Evaluating User Trust in AI Systems with Hallucination Detection Capabilities
کلمات کلیدی:
User Trust, AI Systems, Hallucination Detection, Machine Learning, Human-Computer Interaction, Explainability, Reliabilityچکیده
The integration of artificial intelligence (AI) systems in various domains has underscored the importance of user trust, especially in light of recent advancements in hallucination detection capabilities. This paper delves into the intricacies of evaluating user trust in AI systems, emphasizing the impact of hallucination detection mechanisms. Hallucinations, defined as AI-generated outputs that are not grounded in the input data or real-world facts, pose significant challenges to the reliability of AI systems. This study investigates how the presence of hallucination detection capabilities influences user trust and system adoption.
Through a comprehensive analysis, this research identifies key metrics for assessing user trust, incorporating both qualitative and quantitative approaches. User trust is influenced by factors such as system transparency, interpretability, and the frequency and severity of hallucinations. The study employs experimental methods to evaluate user interactions with AI systems that feature varying levels of hallucination detection capabilities. Initial findings suggest that robust hallucination detection can significantly enhance user confidence, thereby fostering a more trusting relationship between users and AI.
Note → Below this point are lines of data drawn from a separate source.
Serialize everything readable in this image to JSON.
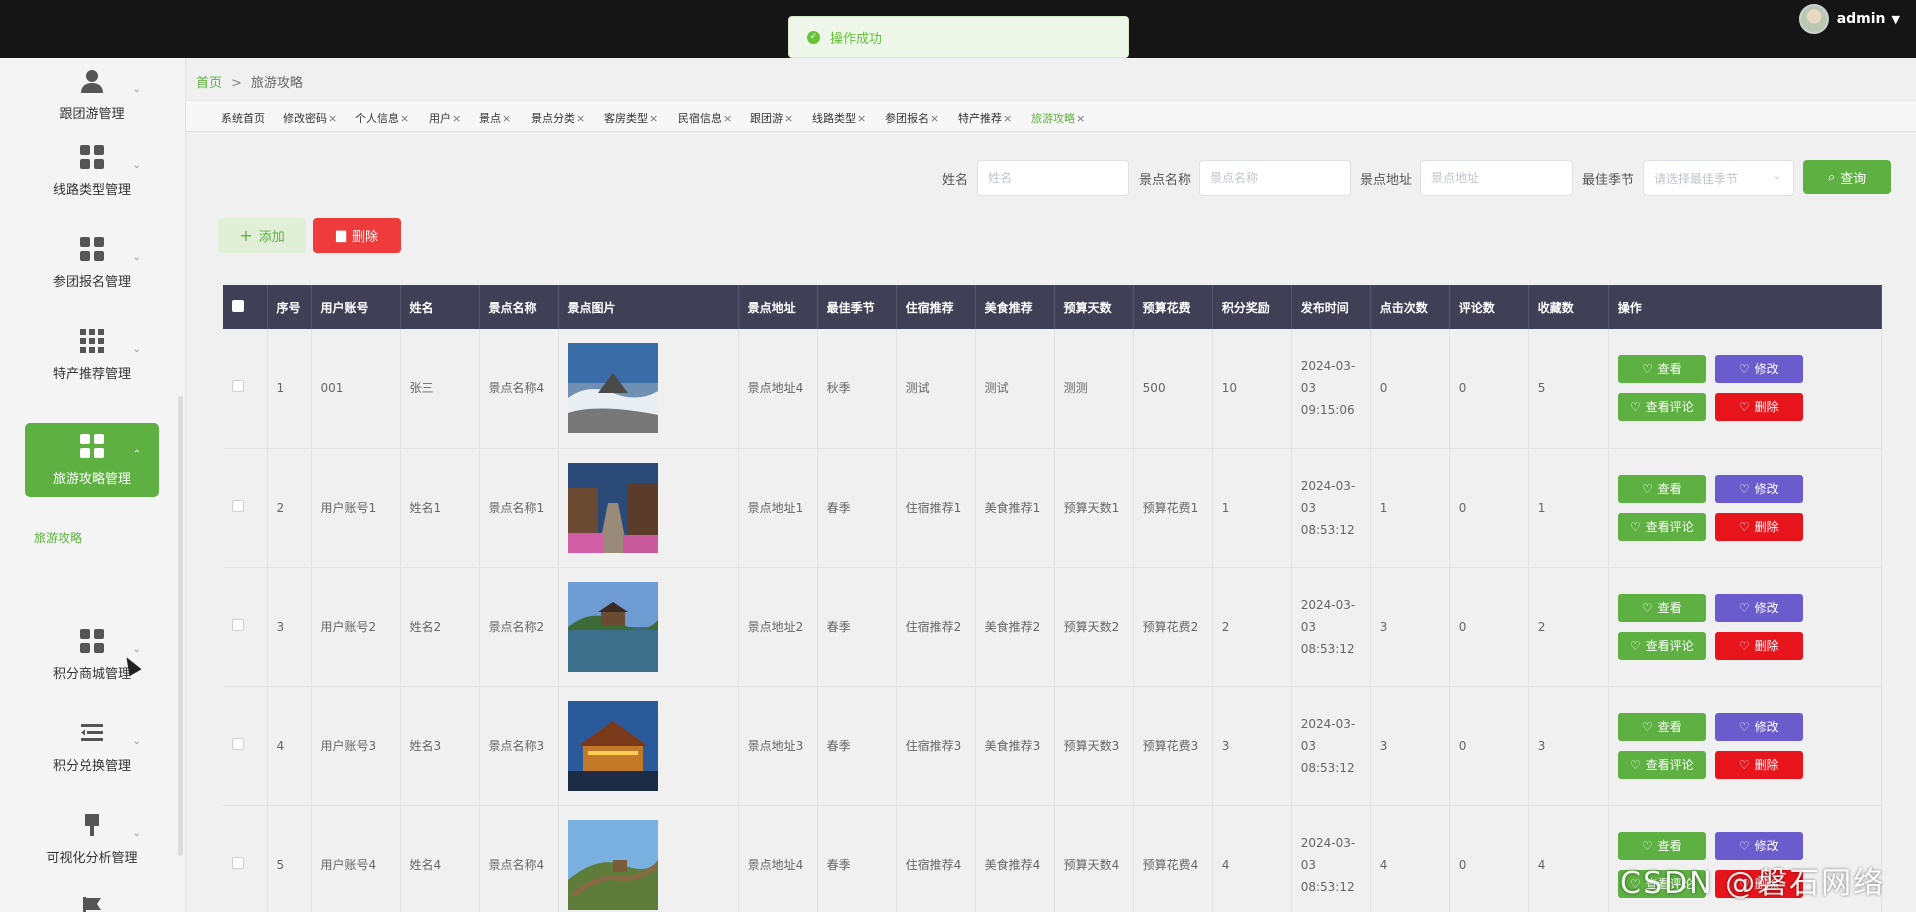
{
  "header": {
    "username": "admin"
  },
  "toast": {
    "message": "操作成功"
  },
  "sidebar": {
    "items": [
      {
        "label": "跟团游管理",
        "icon": "user-icon"
      },
      {
        "label": "线路类型管理",
        "icon": "grid-icon"
      },
      {
        "label": "参团报名管理",
        "icon": "grid-icon"
      },
      {
        "label": "特产推荐管理",
        "icon": "table-grid-icon"
      },
      {
        "label": "旅游攻略管理",
        "icon": "grid-icon",
        "active": true
      },
      {
        "label": "积分商城管理",
        "icon": "grid-icon"
      },
      {
        "label": "积分兑换管理",
        "icon": "list-icon"
      },
      {
        "label": "可视化分析管理",
        "icon": "brush-icon"
      },
      {
        "label": "",
        "icon": "flag-icon"
      }
    ],
    "submenu_label": "旅游攻略"
  },
  "breadcrumb": {
    "home": "首页",
    "current": "旅游攻略"
  },
  "tabs": [
    "系统首页",
    "修改密码",
    "个人信息",
    "用户",
    "景点",
    "景点分类",
    "客房类型",
    "民宿信息",
    "跟团游",
    "线路类型",
    "参团报名",
    "特产推荐",
    "旅游攻略"
  ],
  "search": {
    "name_label": "姓名",
    "name_placeholder": "姓名",
    "spot_label": "景点名称",
    "spot_placeholder": "景点名称",
    "addr_label": "景点地址",
    "addr_placeholder": "景点地址",
    "season_label": "最佳季节",
    "season_placeholder": "请选择最佳季节",
    "query_label": "查询"
  },
  "actions": {
    "add_label": "添加",
    "delete_label": "删除"
  },
  "table": {
    "headers": [
      "序号",
      "用户账号",
      "姓名",
      "景点名称",
      "景点图片",
      "景点地址",
      "最佳季节",
      "住宿推荐",
      "美食推荐",
      "预算天数",
      "预算花费",
      "积分奖励",
      "发布时间",
      "点击次数",
      "评论数",
      "收藏数",
      "操作"
    ],
    "op_labels": {
      "view": "查看",
      "edit": "修改",
      "comment": "查看评论",
      "remove": "删除"
    },
    "rows": [
      {
        "no": "1",
        "account": "001",
        "name": "张三",
        "spot": "景点名称4",
        "addr": "景点地址4",
        "season": "秋季",
        "stay": "测试",
        "food": "测试",
        "days": "测测",
        "cost": "500",
        "points": "10",
        "time": "2024-03-03 09:15:06",
        "clicks": "0",
        "comments": "0",
        "favs": "5",
        "image": "mountain-cloud-sea"
      },
      {
        "no": "2",
        "account": "用户账号1",
        "name": "姓名1",
        "spot": "景点名称1",
        "addr": "景点地址1",
        "season": "春季",
        "stay": "住宿推荐1",
        "food": "美食推荐1",
        "days": "预算天数1",
        "cost": "预算花费1",
        "points": "1",
        "time": "2024-03-03 08:53:12",
        "clicks": "1",
        "comments": "0",
        "favs": "1",
        "image": "old-town-street"
      },
      {
        "no": "3",
        "account": "用户账号2",
        "name": "姓名2",
        "spot": "景点名称2",
        "addr": "景点地址2",
        "season": "春季",
        "stay": "住宿推荐2",
        "food": "美食推荐2",
        "days": "预算天数2",
        "cost": "预算花费2",
        "points": "2",
        "time": "2024-03-03 08:53:12",
        "clicks": "3",
        "comments": "0",
        "favs": "2",
        "image": "lake-pavilion"
      },
      {
        "no": "4",
        "account": "用户账号3",
        "name": "姓名3",
        "spot": "景点名称3",
        "addr": "景点地址3",
        "season": "春季",
        "stay": "住宿推荐3",
        "food": "美食推荐3",
        "days": "预算天数3",
        "cost": "预算花费3",
        "points": "3",
        "time": "2024-03-03 08:53:12",
        "clicks": "3",
        "comments": "0",
        "favs": "3",
        "image": "night-temple"
      },
      {
        "no": "5",
        "account": "用户账号4",
        "name": "姓名4",
        "spot": "景点名称4",
        "addr": "景点地址4",
        "season": "春季",
        "stay": "住宿推荐4",
        "food": "美食推荐4",
        "days": "预算天数4",
        "cost": "预算花费4",
        "points": "4",
        "time": "2024-03-03 08:53:12",
        "clicks": "4",
        "comments": "0",
        "favs": "4",
        "image": "great-wall"
      }
    ]
  },
  "watermark": "CSDN @磐石网络",
  "colors": {
    "accent": "#5fb043",
    "danger": "#e8141c",
    "edit": "#6a5ccc",
    "header": "#3f3f56",
    "topbar": "#151515"
  }
}
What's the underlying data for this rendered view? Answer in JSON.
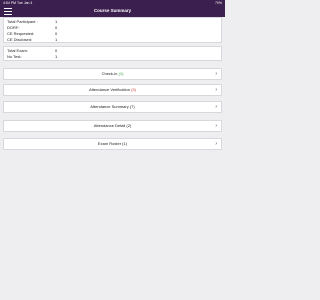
{
  "status_bar": {
    "time": "4:54 PM   Tue Jan 4",
    "battery": "70%"
  },
  "header": {
    "title": "Course Summary",
    "menu_icon": "hamburger-menu-icon"
  },
  "participants": [
    {
      "label": "Total Participant :",
      "value": "1"
    },
    {
      "label": "DORF:",
      "value": "0"
    },
    {
      "label": "CE Requested:",
      "value": "0"
    },
    {
      "label": "CE Disclosed:",
      "value": "1"
    }
  ],
  "exams": [
    {
      "label": "Total Exam:",
      "value": "0"
    },
    {
      "label": "No Test:",
      "value": "1"
    }
  ],
  "nav_rows": [
    {
      "label": "Check-in",
      "count": "(1)",
      "count_color": "#2e9e3e"
    },
    {
      "label": "Attendance Verification",
      "count": "(3)",
      "count_color": "#c0392b"
    },
    {
      "label": "Attendance Summary",
      "count": "(7)",
      "count_color": "#222222"
    },
    {
      "label": "Attendance Detail",
      "count": "(2)",
      "count_color": "#222222"
    },
    {
      "label": "Exam Roster",
      "count": "(1)",
      "count_color": "#222222"
    }
  ],
  "chevron_glyph": "›"
}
Furthermore, the paper explores the role of user education in enhancing trust, as understanding the limitations and strengths of hallucination detection mechanisms is pivotal. By analyzing user feedback and behavior, the research elucidates the conditions under which hallucination detection contributes most effectively to user trust. The paper also examines the trade-offs involved, such as potential increases in computational complexity and resource consumption.
This research contributes to the broader discourse on the ethical deployment of AI technologies by offering insights into the relationship between hallucination detection and user trust. By advancing methodologies for evaluating trust in AI systems, this paper aims to inform the design of future AI applications that prioritize user confidence and system reliability.